We chose several key metrics to judge each approach’s success. First, we calculated the standardized means of each covariate in each group and recorded the mean sum of difference in standardized means among the groups as a measure of overall covariate distance.21 Lower values indicated cohorts with more similar values of measured confounders.
We then calculated the percentage bias in each of the three contrasts when compared with the known true treatment effects. We also noted the observed variance of the estimates across the 1000 simulations per scenario and the MSE. In cases without treatment effect heterogeneity, characterizing the true treatment effect was straightforward because the treatment effects were homogenous across the population.
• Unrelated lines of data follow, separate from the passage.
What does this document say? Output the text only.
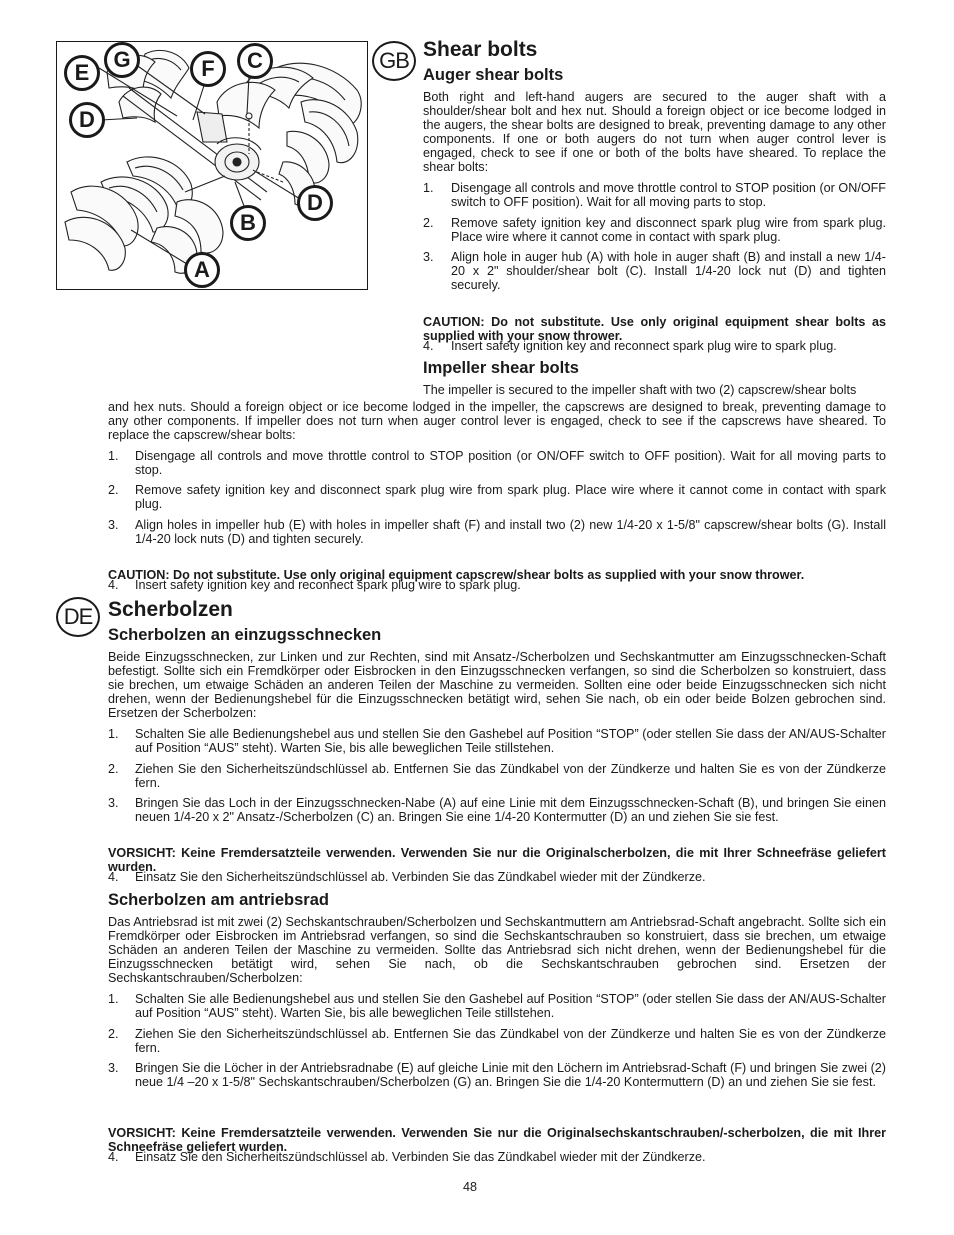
E
G	F	C
D
D
B
A
GB Shear bolts
Auger shear bolts

Both right and left-hand augers are secured to the auger shaft with a shoulder/shear bolt and hex nut. Should a foreign object or ice become lodged in the augers, the shear bolts are designed to break, preventing damage to any other components. If one or both augers do not turn when auger control lever is engaged, check to see if one or both of the bolts have sheared. To replace the shear bolts:

1. Disengage all controls and move throttle control to STOP position (or ON/OFF switch to OFF position). Wait for all moving parts to stop.
2. Remove safety ignition key and disconnect spark plug wire from spark plug. Place wire where it cannot come in contact with spark plug.
3. Align hole in auger hub (A) with hole in auger shaft (B) and install a new 1/4-20 x 2" shoulder/shear bolt (C). Install 1/4-20 lock nut (D) and tighten securely.

CAUTION: Do not substitute. Use only original equipment shear bolts as supplied with your snow thrower.

4. Insert safety ignition key and reconnect spark plug wire to spark plug.
Impeller shear bolts

The impeller is secured to the impeller shaft with two (2) capscrew/shear bolts

and hex nuts. Should a foreign object or ice become lodged in the impeller, the capscrews are designed to break, preventing damage to any other components. If impeller does not turn when auger control lever is engaged, check to see if the capscrews have sheared. To replace the capscrew/shear bolts:

1. Disengage all controls and move throttle control to STOP position (or ON/OFF switch to OFF position). Wait for all moving parts to stop.
2. Remove safety ignition key and disconnect spark plug wire from spark plug. Place wire where it cannot come in contact with spark plug.
3. Align holes in impeller hub (E) with holes in impeller shaft (F) and install two (2) new 1/4-20 x 1-5/8" capscrew/shear bolts (G). Install 1/4-20 lock nuts (D) and tighten securely.

CAUTION: Do not substitute. Use only original equipment capscrew/shear bolts as supplied with your snow thrower.

4. Insert safety ignition key and reconnect spark plug wire to spark plug.
DE Scherbolzen
Scherbolzen an einzugsschnecken

Beide Einzugsschnecken, zur Linken und zur Rechten, sind mit Ansatz-/Scherbolzen und Sechskantmutter am Einzugsschnecken-Schaft befestigt. Sollte sich ein Fremdkörper oder Eisbrocken in den Einzugsschnecken verfangen, so sind die Scherbolzen so konstruiert, dass sie brechen, um etwaige Schäden an anderen Teilen der Maschine zu vermeiden. Sollten eine oder beide Einzugsschnecken sich nicht drehen, wenn der Bedienungshebel für die Einzugsschnecken betätigt wird, sehen Sie nach, ob ein oder beide Bolzen gebrochen sind. Ersetzen der Scherbolzen:

1. Schalten Sie alle Bedienungshebel aus und stellen Sie den Gashebel auf Position “STOP” (oder stellen Sie dass der AN/AUS-Schalter auf Position “AUS” steht). Warten Sie, bis alle beweglichen Teile stillstehen.
2. Ziehen Sie den Sicherheitszündschlüssel ab. Entfernen Sie das Zündkabel von der Zündkerze und halten Sie es von der Zündkerze fern.
3. Bringen Sie das Loch in der Einzugsschnecken-Nabe (A) auf eine Linie mit dem Einzugsschnecken-Schaft (B), und bringen Sie einen neuen 1/4-20 x 2" Ansatz-/Scherbolzen (C) an. Bringen Sie eine 1/4-20 Kontermutter (D) an und ziehen Sie sie fest.

VORSICHT: Keine Fremdersatzteile verwenden. Verwenden Sie nur die Originalscherbolzen, die mit Ihrer Schneefräse geliefert wurden.

4. Einsatz Sie den Sicherheitszündschlüssel ab. Verbinden Sie das Zündkabel wieder mit der Zündkerze.
Scherbolzen am antriebsrad

Das Antriebsrad ist mit zwei (2) Sechskantschrauben/Scherbolzen und Sechskantmuttern am Antriebsrad-Schaft angebracht. Sollte sich ein Fremdkörper oder Eisbrocken im Antriebsrad verfangen, so sind die Sechskantschrauben so konstruiert, dass sie brechen, um etwaige Schäden an anderen Teilen der Maschine zu vermeiden. Sollte das Antriebsrad sich nicht drehen, wenn der Bedienungshebel für die Einzugsschnecken betätigt wird, sehen Sie nach, ob die Sechskantschrauben gebrochen sind. Ersetzen der Sechskantschrauben/Scherbolzen:

1. Schalten Sie alle Bedienungshebel aus und stellen Sie den Gashebel auf Position “STOP” (oder stellen Sie dass der AN/AUS-Schalter auf Position “AUS” steht). Warten Sie, bis alle beweglichen Teile stillstehen.
2. Ziehen Sie den Sicherheitszündschlüssel ab. Entfernen Sie das Zündkabel von der Zündkerze und halten Sie es von der Zündkerze fern.
3. Bringen Sie die Löcher in der Antriebsradnabe (E) auf gleiche Linie mit den Löchern im Antriebsrad-Schaft (F) und bringen Sie zwei (2) neue 1/4 –20 x 1-5/8" Sechskantschrauben/Scherbolzen (G) an. Bringen Sie die 1/4-20 Kontermuttern (D) an und ziehen Sie sie fest.

VORSICHT: Keine Fremdersatzteile verwenden. Verwenden Sie nur die Originalsechskantschrauben/-scherbolzen, die mit Ihrer Schneefräse geliefert wurden.

4. Einsatz Sie den Sicherheitszündschlüssel ab. Verbinden Sie das Zündkabel wieder mit der Zündkerze.
48
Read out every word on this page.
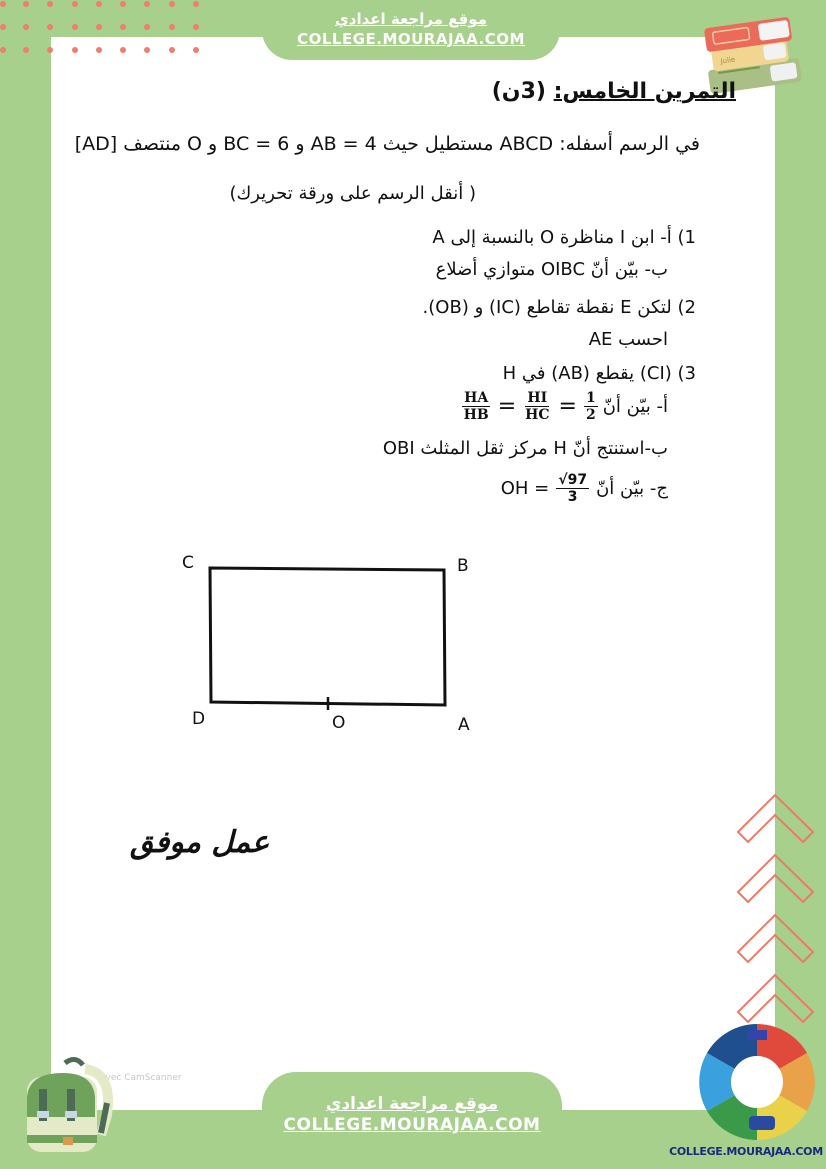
موقع مراجعة اعدادي
COLLEGE.MOURAJAA.COM
Julie
التمرين الخامس: (3ن)
في الرسم أسفله: ABCD مستطيل حيث AB = 4 و BC = 6 و O منتصف [AD]
( أنقل الرسم على ورقة تحريرك)
1) أ- ابن I مناظرة O بالنسبة إلى A
ب- بيّن أنّ OIBC متوازي أضلاع
2) لتكن E نقطة تقاطع (IC) و (OB).
احسب AE
3) (CI) يقطع (AB) في H
أ- بيّن أنّ
$\frac{HA}{HB} = \frac{HI}{HC} = \frac{1}{2}$
ب-استنتج أنّ H مركز ثقل المثلث OBI
ج- بيّن أنّ
OH = $\frac{√97}{3}$
C	B
D	O	A
عمل موفق
avec CamScanner
موقع مراجعة اعدادي
COLLEGE.MOURAJAA.COM
COLLEGE.MOURAJAA.COM
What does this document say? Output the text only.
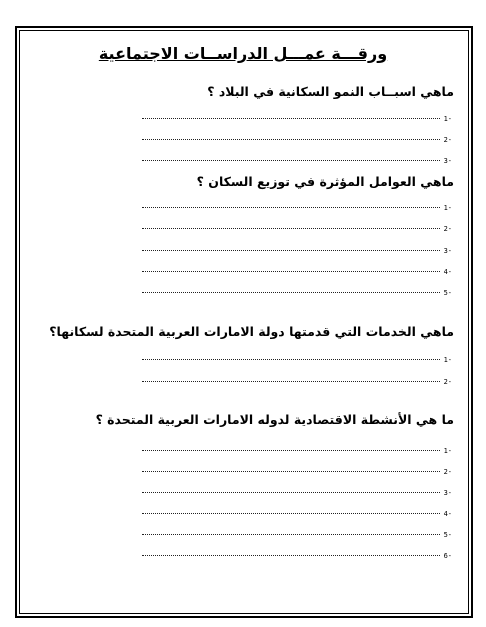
ورقـــة عمـــل الدراســات الاجتماعية
ماهي اسبــاب النمو السكانية في البلاد ؟
1-
2-
3-
ماهي العوامل المؤثرة في توزيع السكان ؟
1-
2-
3-
4-
5-
ماهي الخدمات التي قدمتها دولة الامارات العربية المتحدة لسكانها؟
1-
2-
ما هي الأنشطة الاقتصادية لدوله الامارات العربية المتحدة ؟
1-
2-
3-
4-
5-
6-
In cases where we introduced treatment effect heterogeneity, we defined a subpopulation in which to calculate the true treatment effects. We considered that a contrast among three treatment groups is most pertinent among patients with the opportunity to get any of the three treatments—in randomized trial terms, this would be the subpopulation of patients for whom there is equipoise. To find the treatment effect in this group, we sought to identify the group’s members by examining the multinomial propensity score estimated in the full, unmatched cohort.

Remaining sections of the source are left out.